Что можно сказать о процессе образования государства на Руси и о месте в нем событий, датированных «Повестью временных лет» 862 годом, на современном этапе изучения?
Явлением, предопределившим основы и характер древнерусской государственности, стало заселение Восточноевропейской равнины славянами[19], которое являлось составной частью расселения славян в VI—VIII вв. на обширной территории Центральной, Юго-Восточной и Восточной Европы, в свою очередь представлявшего собой составную часть Великого переселения народов — грандиозного миграционного движения, охватившего Европу в I тыс. н.э. и полностью изменившего этническую и политическую карту континента. Сла[13]вянское расселение предопределило, во-первых, территориальные пределы распространения древнерусской государственности: государство Русь сложилось в основном на территории, колонизованной славянами в VI—VIII вв.[20], и только отчасти (на северо-востоке, в междуречье Оки и Волги) — на землях, где в IX—X столетиях еще преобладало дославянское, финно-угорское население (здесь славянская колонизация шла вместе с освоением территорий государственной властью). Во-вторых, именно расселение славян заложило главную экономическую основу древнерусской государственности — земледельческое хозяйство с преобладанием пашенного земледелия (дославянское население лесной зоны Восточной Европы — балты и финно-угры — занималось в основном охотой и рыболовством)[21]. Наконец, в славянском обществе сложились и политические предпосылки перехода к государственности.
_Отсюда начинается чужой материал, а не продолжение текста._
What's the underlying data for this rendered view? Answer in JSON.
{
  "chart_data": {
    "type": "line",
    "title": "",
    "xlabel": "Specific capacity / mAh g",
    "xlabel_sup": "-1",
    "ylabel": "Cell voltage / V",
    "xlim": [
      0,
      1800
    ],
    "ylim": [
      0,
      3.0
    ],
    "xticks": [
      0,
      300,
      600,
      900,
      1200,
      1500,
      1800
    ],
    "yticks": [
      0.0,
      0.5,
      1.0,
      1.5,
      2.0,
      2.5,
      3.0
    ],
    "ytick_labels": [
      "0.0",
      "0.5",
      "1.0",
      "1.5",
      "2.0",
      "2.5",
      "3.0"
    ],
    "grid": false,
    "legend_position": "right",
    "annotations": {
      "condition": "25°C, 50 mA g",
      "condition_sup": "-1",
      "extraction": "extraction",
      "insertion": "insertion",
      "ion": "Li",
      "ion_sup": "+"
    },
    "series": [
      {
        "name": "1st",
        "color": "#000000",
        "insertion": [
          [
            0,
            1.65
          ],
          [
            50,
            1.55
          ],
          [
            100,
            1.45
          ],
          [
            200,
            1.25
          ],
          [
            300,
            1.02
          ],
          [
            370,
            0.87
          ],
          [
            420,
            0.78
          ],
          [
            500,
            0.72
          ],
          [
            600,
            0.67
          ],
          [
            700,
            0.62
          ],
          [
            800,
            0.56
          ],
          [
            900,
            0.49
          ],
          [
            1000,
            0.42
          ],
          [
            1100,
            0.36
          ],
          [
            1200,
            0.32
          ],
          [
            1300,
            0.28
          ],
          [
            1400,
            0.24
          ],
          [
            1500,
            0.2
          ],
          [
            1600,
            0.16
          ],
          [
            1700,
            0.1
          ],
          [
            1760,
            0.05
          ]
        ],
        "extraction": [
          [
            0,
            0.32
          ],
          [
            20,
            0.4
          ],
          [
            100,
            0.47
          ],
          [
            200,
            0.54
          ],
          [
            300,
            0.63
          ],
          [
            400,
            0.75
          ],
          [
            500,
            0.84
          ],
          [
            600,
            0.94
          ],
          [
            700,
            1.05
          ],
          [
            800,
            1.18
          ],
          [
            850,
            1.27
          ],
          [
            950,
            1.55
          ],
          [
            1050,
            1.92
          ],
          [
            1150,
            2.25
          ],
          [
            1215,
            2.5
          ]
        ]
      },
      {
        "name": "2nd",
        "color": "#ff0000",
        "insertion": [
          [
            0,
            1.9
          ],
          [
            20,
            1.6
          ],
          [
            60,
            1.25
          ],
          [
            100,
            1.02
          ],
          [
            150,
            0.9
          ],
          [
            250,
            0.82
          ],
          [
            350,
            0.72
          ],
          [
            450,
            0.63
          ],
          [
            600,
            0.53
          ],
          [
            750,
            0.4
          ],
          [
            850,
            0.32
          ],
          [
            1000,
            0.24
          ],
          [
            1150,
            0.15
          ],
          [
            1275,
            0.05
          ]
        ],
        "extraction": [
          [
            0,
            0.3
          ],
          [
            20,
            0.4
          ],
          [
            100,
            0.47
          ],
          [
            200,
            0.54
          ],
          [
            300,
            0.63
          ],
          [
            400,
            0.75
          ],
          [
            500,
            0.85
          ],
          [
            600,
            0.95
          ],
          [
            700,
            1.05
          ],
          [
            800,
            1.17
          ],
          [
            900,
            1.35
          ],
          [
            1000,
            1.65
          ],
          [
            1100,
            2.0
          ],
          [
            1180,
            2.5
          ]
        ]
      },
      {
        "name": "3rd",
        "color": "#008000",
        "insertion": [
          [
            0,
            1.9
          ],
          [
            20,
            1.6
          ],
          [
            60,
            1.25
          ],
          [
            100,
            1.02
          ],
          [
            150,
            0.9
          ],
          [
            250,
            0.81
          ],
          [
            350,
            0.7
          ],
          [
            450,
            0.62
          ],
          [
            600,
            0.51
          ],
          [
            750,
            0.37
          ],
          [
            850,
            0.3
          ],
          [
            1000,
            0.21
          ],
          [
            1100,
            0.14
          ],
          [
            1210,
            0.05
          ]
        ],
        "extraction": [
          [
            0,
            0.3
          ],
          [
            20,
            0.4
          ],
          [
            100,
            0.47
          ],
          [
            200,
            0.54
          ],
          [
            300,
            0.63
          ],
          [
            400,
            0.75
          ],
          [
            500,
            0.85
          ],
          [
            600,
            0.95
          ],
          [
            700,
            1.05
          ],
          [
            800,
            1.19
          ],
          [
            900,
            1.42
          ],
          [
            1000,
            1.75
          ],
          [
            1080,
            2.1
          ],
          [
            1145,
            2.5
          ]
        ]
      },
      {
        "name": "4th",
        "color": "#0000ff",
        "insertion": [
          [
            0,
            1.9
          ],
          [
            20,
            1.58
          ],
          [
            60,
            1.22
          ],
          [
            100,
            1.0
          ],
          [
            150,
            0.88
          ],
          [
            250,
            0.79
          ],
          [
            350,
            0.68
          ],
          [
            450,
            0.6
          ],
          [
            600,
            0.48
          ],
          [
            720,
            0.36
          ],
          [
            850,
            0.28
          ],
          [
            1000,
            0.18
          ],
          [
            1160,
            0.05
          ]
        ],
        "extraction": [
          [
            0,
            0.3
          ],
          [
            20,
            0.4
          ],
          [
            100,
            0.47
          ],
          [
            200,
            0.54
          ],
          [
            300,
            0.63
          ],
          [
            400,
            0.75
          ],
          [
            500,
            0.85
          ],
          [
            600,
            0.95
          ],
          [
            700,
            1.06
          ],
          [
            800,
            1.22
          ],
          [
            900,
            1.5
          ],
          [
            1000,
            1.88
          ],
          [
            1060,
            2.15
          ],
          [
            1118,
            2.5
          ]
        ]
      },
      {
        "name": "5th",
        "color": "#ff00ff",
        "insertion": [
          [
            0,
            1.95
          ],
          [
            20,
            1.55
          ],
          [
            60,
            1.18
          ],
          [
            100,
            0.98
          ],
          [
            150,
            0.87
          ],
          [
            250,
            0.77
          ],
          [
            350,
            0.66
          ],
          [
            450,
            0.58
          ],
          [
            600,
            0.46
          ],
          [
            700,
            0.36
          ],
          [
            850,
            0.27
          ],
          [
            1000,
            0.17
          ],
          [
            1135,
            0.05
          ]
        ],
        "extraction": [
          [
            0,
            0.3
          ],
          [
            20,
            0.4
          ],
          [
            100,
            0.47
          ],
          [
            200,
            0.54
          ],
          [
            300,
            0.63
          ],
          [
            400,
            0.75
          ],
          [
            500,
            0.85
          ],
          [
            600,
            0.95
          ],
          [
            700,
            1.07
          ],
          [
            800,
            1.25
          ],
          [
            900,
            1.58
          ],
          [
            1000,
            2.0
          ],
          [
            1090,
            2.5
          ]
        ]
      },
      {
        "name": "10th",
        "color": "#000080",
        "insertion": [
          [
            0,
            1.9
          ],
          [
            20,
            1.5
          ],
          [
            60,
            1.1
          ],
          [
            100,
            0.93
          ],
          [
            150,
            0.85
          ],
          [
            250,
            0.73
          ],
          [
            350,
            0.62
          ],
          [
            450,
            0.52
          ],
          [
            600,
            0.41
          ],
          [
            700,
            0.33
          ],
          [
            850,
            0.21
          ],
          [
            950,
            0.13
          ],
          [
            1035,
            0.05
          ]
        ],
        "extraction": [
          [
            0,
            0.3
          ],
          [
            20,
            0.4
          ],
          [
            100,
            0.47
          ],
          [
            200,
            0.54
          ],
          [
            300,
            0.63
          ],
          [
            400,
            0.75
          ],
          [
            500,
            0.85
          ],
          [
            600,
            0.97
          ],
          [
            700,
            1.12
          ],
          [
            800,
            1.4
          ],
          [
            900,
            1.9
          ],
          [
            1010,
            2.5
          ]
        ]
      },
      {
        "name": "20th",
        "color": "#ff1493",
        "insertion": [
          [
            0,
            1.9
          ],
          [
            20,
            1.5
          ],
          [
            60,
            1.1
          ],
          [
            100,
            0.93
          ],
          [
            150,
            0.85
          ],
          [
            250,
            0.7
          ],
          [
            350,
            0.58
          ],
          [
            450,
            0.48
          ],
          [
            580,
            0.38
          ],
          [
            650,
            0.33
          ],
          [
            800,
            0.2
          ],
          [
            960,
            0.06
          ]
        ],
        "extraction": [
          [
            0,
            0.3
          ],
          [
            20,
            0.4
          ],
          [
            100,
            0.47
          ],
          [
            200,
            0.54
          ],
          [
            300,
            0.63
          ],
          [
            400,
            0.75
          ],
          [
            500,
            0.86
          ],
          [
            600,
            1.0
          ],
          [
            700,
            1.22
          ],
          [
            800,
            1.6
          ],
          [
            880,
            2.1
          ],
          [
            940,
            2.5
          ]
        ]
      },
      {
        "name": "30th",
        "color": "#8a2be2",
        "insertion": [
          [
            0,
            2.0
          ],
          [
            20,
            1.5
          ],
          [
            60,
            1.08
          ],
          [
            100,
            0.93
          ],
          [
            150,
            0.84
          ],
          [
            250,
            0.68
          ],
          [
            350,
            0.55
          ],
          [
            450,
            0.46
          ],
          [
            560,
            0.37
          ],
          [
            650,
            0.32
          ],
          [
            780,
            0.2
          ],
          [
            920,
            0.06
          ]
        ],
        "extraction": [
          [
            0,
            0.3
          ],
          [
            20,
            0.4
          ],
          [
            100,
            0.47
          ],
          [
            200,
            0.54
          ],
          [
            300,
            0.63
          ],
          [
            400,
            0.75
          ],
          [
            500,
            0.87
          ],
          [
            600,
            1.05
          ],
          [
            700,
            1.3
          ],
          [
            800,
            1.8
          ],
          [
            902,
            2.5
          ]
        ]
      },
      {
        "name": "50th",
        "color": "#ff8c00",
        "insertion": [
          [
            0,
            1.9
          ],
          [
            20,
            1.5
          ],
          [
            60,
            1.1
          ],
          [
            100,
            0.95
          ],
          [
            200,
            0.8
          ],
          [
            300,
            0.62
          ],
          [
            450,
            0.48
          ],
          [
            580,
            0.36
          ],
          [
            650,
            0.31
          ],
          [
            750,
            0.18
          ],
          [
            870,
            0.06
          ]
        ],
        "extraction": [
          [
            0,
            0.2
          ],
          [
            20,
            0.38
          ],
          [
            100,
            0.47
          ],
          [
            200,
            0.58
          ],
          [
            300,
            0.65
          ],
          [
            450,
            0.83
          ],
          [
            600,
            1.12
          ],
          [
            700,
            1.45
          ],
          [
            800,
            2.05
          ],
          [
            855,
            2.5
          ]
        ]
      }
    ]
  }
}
Традиционная трактовка восточнославянского общества накануне образования государства как «племенного» не соответствует ни данным источников[22], ни современным научным представлениям о политогенезе. В последние полвека на основе изучения общественного устройства народов, сохранивших архаический общественный строй до Нового времени, этнологи пришли к выводу, что племя не перерастает в государство. Между племенным и государственным устройством существовала особая стадия. Ее принято обозначать английским словом chiefdom, что обычно переводится на русский язык как «вождество». При этом стадия вождеств подразделяется на несколько этапов: наиболее признано деление вождеств на простые и сложные. Главное отличие племени от вождества в том, что племя эгалитарно: в нем есть старейшины, но они не являются наследственной знатью. Напротив, вождество иерархично: в нем существуют знатные роды, в первую очередь род вождя. Главное отличие сложных вождеств от простых усматривают в том, что первые включают в себя подчиненные простые вождества, а у власти находится правящий клан. Именно от стадии вождеств следовал переход к государствообразованию[23]. У славян племенная структура была сломана в ходе Расселения VI—VIII вв. Славянские догосударственные общности раннего Средневековья были новообразованиями, сложившимися в результате миграций, и с точки зрения современных представлений о политогенезе являлись вождествами (причем в VIII—IX вв. преимущественно «сложными» вождествами)[24]. Византийцы, представители наиболее развитой государственности тех времен, подметили территориально-политический характер славянских группировок, и уже начиная с VII столетия именовали их преимущественно не терминами γένος и ἔθνος, указывающими на этническую общность, а термином, образованным от общеславянского самоназва[14]ния «словѣне» — «славинии» (Σκλαβηνία)[25]. Территориальный характер общностей восточных славян не остался без внимания и у древнерусского летописца начала XII в. — автора «Повести временных лет». Он отметил наличие в восточнославянских группировках наследственных «княжений»[26]; слово «княжение» есть точный древнерусский эквивалент англ. chiefdom— «вождество», то есть древнерусский книжник определил устройство восточнославянских догосударственных общностей тем же понятием, что ныне вошло в обиход современных исследователей, только восемью с половиной веками раньше…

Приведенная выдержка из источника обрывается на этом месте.